Not exactly successful. The holes are probably a good 3mm away from where they should be!
Undeterred, we went back to the trusty old method of press-n-peel.
There are a few articles online about how to make double-sided boards with press-n-peel, and many use this same approach:
The idea is to print the design twice, one flipped (and mirrored if necessary) with a line exactly half way between the two designs. This is where we're going to crease the press-n-peel. To ensure that we got a perfect line up, we cut our press-n-peel along the very top of the design, and made sure that, after folding, the two top edges were perfectly aligned.
Insert the (double-sided) copper clad board, affix in place and laminate to secure the image
This time the alignment was better - but still not perfect (or, to be honest, not even good enough to be used!)
So in a last-ditch effort, we scrapped all the fancy-shmancy ways of making double-sided boards and went back to the method we know works best - etching just one side at a time.

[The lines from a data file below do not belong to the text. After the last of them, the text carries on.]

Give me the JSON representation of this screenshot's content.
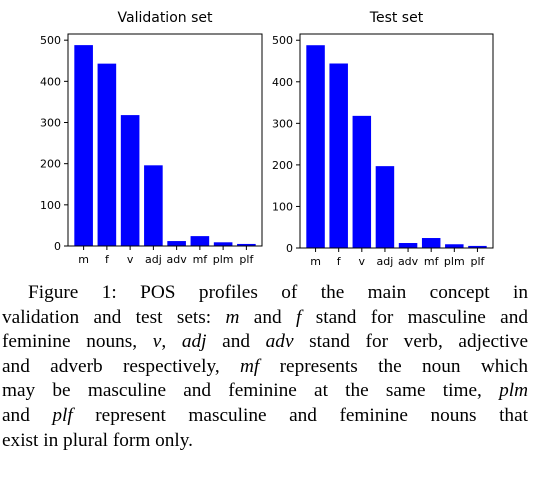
{
  "chart_data": [
    {
      "type": "bar",
      "title": "Validation set",
      "categories": [
        "m",
        "f",
        "v",
        "adj",
        "adv",
        "mf",
        "plm",
        "plf"
      ],
      "values": [
        488,
        443,
        318,
        196,
        12,
        24,
        9,
        5
      ],
      "yticks": [
        0,
        100,
        200,
        300,
        400,
        500
      ],
      "ylim": [
        0,
        515
      ],
      "color": "#0000ff",
      "grid": false
    },
    {
      "type": "bar",
      "title": "Test set",
      "categories": [
        "m",
        "f",
        "v",
        "adj",
        "adv",
        "mf",
        "plm",
        "plf"
      ],
      "values": [
        488,
        444,
        318,
        197,
        12,
        24,
        9,
        5
      ],
      "yticks": [
        0,
        100,
        200,
        300,
        400,
        500
      ],
      "ylim": [
        0,
        515
      ],
      "color": "#0000ff",
      "grid": false
    }
  ],
  "caption": {
    "lines": [
      [
        {
          "t": "Figure 1: POS profiles of the main concept in",
          "i": false
        }
      ],
      [
        {
          "t": "validation and test sets: ",
          "i": false
        },
        {
          "t": "m",
          "i": true
        },
        {
          "t": " and ",
          "i": false
        },
        {
          "t": "f",
          "i": true
        },
        {
          "t": " stand for masculine and",
          "i": false
        }
      ],
      [
        {
          "t": "feminine nouns, ",
          "i": false
        },
        {
          "t": "v",
          "i": true
        },
        {
          "t": ", ",
          "i": false
        },
        {
          "t": "adj",
          "i": true
        },
        {
          "t": " and ",
          "i": false
        },
        {
          "t": "adv",
          "i": true
        },
        {
          "t": " stand for verb, adjective",
          "i": false
        }
      ],
      [
        {
          "t": "and adverb respectively, ",
          "i": false
        },
        {
          "t": "mf",
          "i": true
        },
        {
          "t": " represents the noun which",
          "i": false
        }
      ],
      [
        {
          "t": "may be masculine and feminine at the same time, ",
          "i": false
        },
        {
          "t": "plm",
          "i": true
        }
      ],
      [
        {
          "t": "and ",
          "i": false
        },
        {
          "t": "plf",
          "i": true
        },
        {
          "t": " represent masculine and feminine nouns that",
          "i": false
        }
      ],
      [
        {
          "t": "exist in plural form only.",
          "i": false
        }
      ]
    ]
  }
}
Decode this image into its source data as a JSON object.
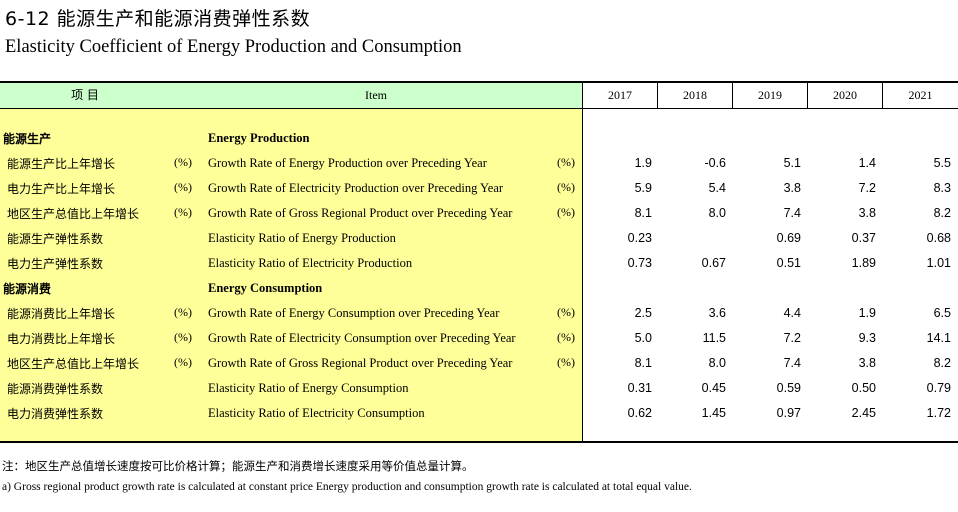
{
  "title": {
    "cn": "6-12   能源生产和能源消费弹性系数",
    "en": "Elasticity Coefficient of Energy Production and Consumption"
  },
  "header": {
    "item_cn": "项    目",
    "item_en": "Item",
    "years": [
      "2017",
      "2018",
      "2019",
      "2020",
      "2021"
    ]
  },
  "rows": [
    {
      "cn": "能源生产",
      "pct_cn": "",
      "en": "Energy Production",
      "pct_en": "",
      "values": [
        "",
        "",
        "",
        "",
        ""
      ],
      "section": true
    },
    {
      "cn": "能源生产比上年增长",
      "pct_cn": "(%)",
      "en": "Growth Rate of Energy Production   over Preceding Year",
      "pct_en": "(%)",
      "values": [
        "1.9",
        "-0.6",
        "5.1",
        "1.4",
        "5.5"
      ]
    },
    {
      "cn": "电力生产比上年增长",
      "pct_cn": "(%)",
      "en": "Growth Rate of Electricity Production   over Preceding Year",
      "pct_en": "(%)",
      "values": [
        "5.9",
        "5.4",
        "3.8",
        "7.2",
        "8.3"
      ]
    },
    {
      "cn": "地区生产总值比上年增长",
      "pct_cn": "(%)",
      "en": "Growth Rate of Gross Regional Product   over Preceding Year",
      "pct_en": "(%)",
      "values": [
        "8.1",
        "8.0",
        "7.4",
        "3.8",
        "8.2"
      ]
    },
    {
      "cn": "能源生产弹性系数",
      "pct_cn": "",
      "en": "Elasticity Ratio of Energy Production",
      "pct_en": "",
      "values": [
        "0.23",
        "",
        "0.69",
        "0.37",
        "0.68"
      ]
    },
    {
      "cn": "电力生产弹性系数",
      "pct_cn": "",
      "en": "Elasticity Ratio of Electricity Production",
      "pct_en": "",
      "values": [
        "0.73",
        "0.67",
        "0.51",
        "1.89",
        "1.01"
      ]
    },
    {
      "cn": "能源消费",
      "pct_cn": "",
      "en": "Energy Consumption",
      "pct_en": "",
      "values": [
        "",
        "",
        "",
        "",
        ""
      ],
      "section": true
    },
    {
      "cn": "能源消费比上年增长",
      "pct_cn": "(%)",
      "en": "Growth Rate of Energy Consumption   over Preceding Year",
      "pct_en": "(%)",
      "values": [
        "2.5",
        "3.6",
        "4.4",
        "1.9",
        "6.5"
      ]
    },
    {
      "cn": "电力消费比上年增长",
      "pct_cn": "(%)",
      "en": "Growth Rate of Electricity Consumption   over Preceding Year",
      "pct_en": "(%)",
      "values": [
        "5.0",
        "11.5",
        "7.2",
        "9.3",
        "14.1"
      ]
    },
    {
      "cn": "地区生产总值比上年增长",
      "pct_cn": "(%)",
      "en": "Growth Rate of Gross Regional Product   over Preceding Year",
      "pct_en": "(%)",
      "values": [
        "8.1",
        "8.0",
        "7.4",
        "3.8",
        "8.2"
      ]
    },
    {
      "cn": "能源消费弹性系数",
      "pct_cn": "",
      "en": "Elasticity Ratio of Energy Consumption",
      "pct_en": "",
      "values": [
        "0.31",
        "0.45",
        "0.59",
        "0.50",
        "0.79"
      ]
    },
    {
      "cn": "电力消费弹性系数",
      "pct_cn": "",
      "en": "Elasticity Ratio of Electricity Consumption",
      "pct_en": "",
      "values": [
        "0.62",
        "1.45",
        "0.97",
        "2.45",
        "1.72"
      ]
    }
  ],
  "notes": {
    "cn": "注：地区生产总值增长速度按可比价格计算；能源生产和消费增长速度采用等价值总量计算。",
    "en": "a) Gross regional product  growth rate is calculated at constant price Energy production and consumption growth rate is calculated at total equal value."
  },
  "colors": {
    "item_area": "#ffff99",
    "header_area": "#ccffcc"
  }
}
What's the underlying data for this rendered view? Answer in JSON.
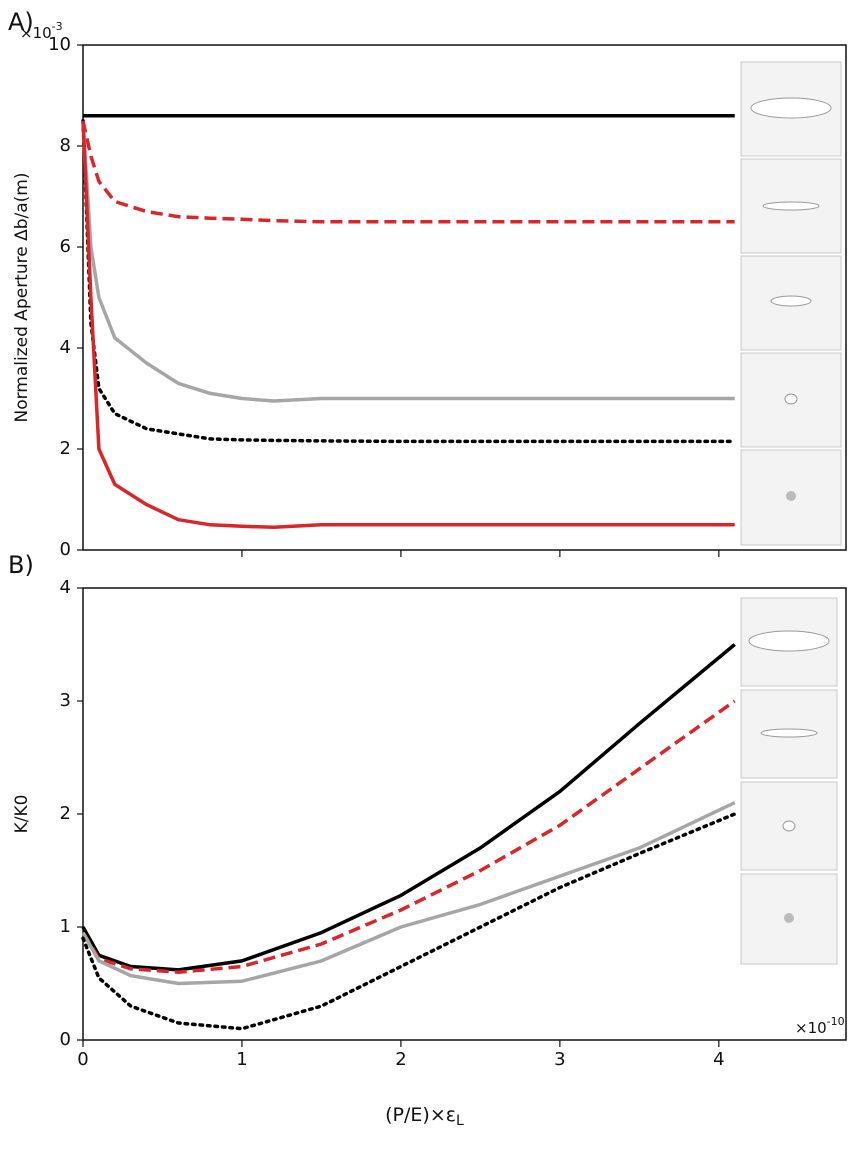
{
  "chart_data": [
    {
      "type": "line",
      "panel_label": "A)",
      "ylabel": "Normalized Aperture Δb/a(m)",
      "y_multiplier": {
        "base": "×10",
        "exp": "-3"
      },
      "xlim": [
        0,
        4.8
      ],
      "xticks": [
        1,
        2,
        3,
        4
      ],
      "show_xtick_labels": false,
      "ylim": [
        0,
        10
      ],
      "yticks": [
        0,
        2,
        4,
        6,
        8,
        10
      ],
      "x": [
        0,
        0.05,
        0.1,
        0.2,
        0.4,
        0.6,
        0.8,
        1.0,
        1.2,
        1.5,
        2,
        3,
        4.1
      ],
      "series": [
        {
          "color": "#000000",
          "dash": "solid",
          "values": [
            8.6,
            8.6,
            8.6,
            8.6,
            8.6,
            8.6,
            8.6,
            8.6,
            8.6,
            8.6,
            8.6,
            8.6,
            8.6
          ]
        },
        {
          "color": "#d9262b",
          "dash": "dashed",
          "values": [
            8.5,
            7.8,
            7.3,
            6.9,
            6.7,
            6.6,
            6.57,
            6.55,
            6.52,
            6.5,
            6.5,
            6.5,
            6.5
          ]
        },
        {
          "color": "#a6a6a6",
          "dash": "solid",
          "values": [
            8.5,
            6.0,
            5.0,
            4.2,
            3.7,
            3.3,
            3.1,
            3.0,
            2.95,
            3.0,
            3.0,
            3.0,
            3.0
          ]
        },
        {
          "color": "#000000",
          "dash": "dotted",
          "values": [
            8.5,
            4.5,
            3.2,
            2.7,
            2.4,
            2.3,
            2.2,
            2.18,
            2.17,
            2.16,
            2.15,
            2.15,
            2.15
          ]
        },
        {
          "color": "#d9262b",
          "dash": "solid",
          "values": [
            8.5,
            5.0,
            2.0,
            1.3,
            0.9,
            0.6,
            0.5,
            0.47,
            0.45,
            0.5,
            0.5,
            0.5,
            0.5
          ]
        }
      ]
    },
    {
      "type": "line",
      "panel_label": "B)",
      "ylabel": "K/K0",
      "x_multiplier": {
        "base": "×10",
        "exp": "-10"
      },
      "xlabel": {
        "text": "(P/E)×ε",
        "sub": "L"
      },
      "xlim": [
        0,
        4.8
      ],
      "xticks": [
        0,
        1,
        2,
        3,
        4
      ],
      "show_xtick_labels": true,
      "ylim": [
        0,
        4
      ],
      "yticks": [
        0,
        1,
        2,
        3,
        4
      ],
      "x": [
        0,
        0.1,
        0.3,
        0.6,
        1,
        1.5,
        2,
        2.5,
        3,
        3.5,
        4.1
      ],
      "series": [
        {
          "color": "#000000",
          "dash": "solid",
          "values": [
            1.0,
            0.75,
            0.65,
            0.62,
            0.7,
            0.95,
            1.28,
            1.7,
            2.2,
            2.8,
            3.5
          ]
        },
        {
          "color": "#d9262b",
          "dash": "dashed",
          "values": [
            0.95,
            0.72,
            0.63,
            0.6,
            0.65,
            0.85,
            1.15,
            1.5,
            1.9,
            2.4,
            3.0
          ]
        },
        {
          "color": "#a6a6a6",
          "dash": "solid",
          "values": [
            0.95,
            0.7,
            0.57,
            0.5,
            0.52,
            0.7,
            1.0,
            1.2,
            1.45,
            1.7,
            2.1
          ]
        },
        {
          "color": "#000000",
          "dash": "dotted",
          "values": [
            0.9,
            0.55,
            0.3,
            0.15,
            0.1,
            0.3,
            0.65,
            1.0,
            1.35,
            1.65,
            2.0
          ]
        }
      ]
    }
  ]
}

This involves placing one design on one side of the board (using the "traditional" press-n-peel method) coating the reverse with paint (to protect the copper during the ferric chloride etching) and etching the board as if it were a single-sided PCB.
Then we drill a few alignment holes and clean the back of the board...
...and manually align a second design onto this reverse side.
Alignment is still not perfect - in hindsight, we should have image-transferred and etched the boards before cutting them down to their final size, so that the masking tape holding the press-n-peel in place had a bit more material to stick to!
Although not perfect, at least the alignment of the holes means this board will actually be useable. So the last thing to do is coat the front side (the bit that's already been etched) with paint (to protect it from the ferric chloride during the second etching) and to etching the reverse of the board.
And there we have it. A double-sided PCB that sort-of lines up.
Today's lesson - if you want to make something as quickly as possible, slow down, take your time, and don't try to do anything clever.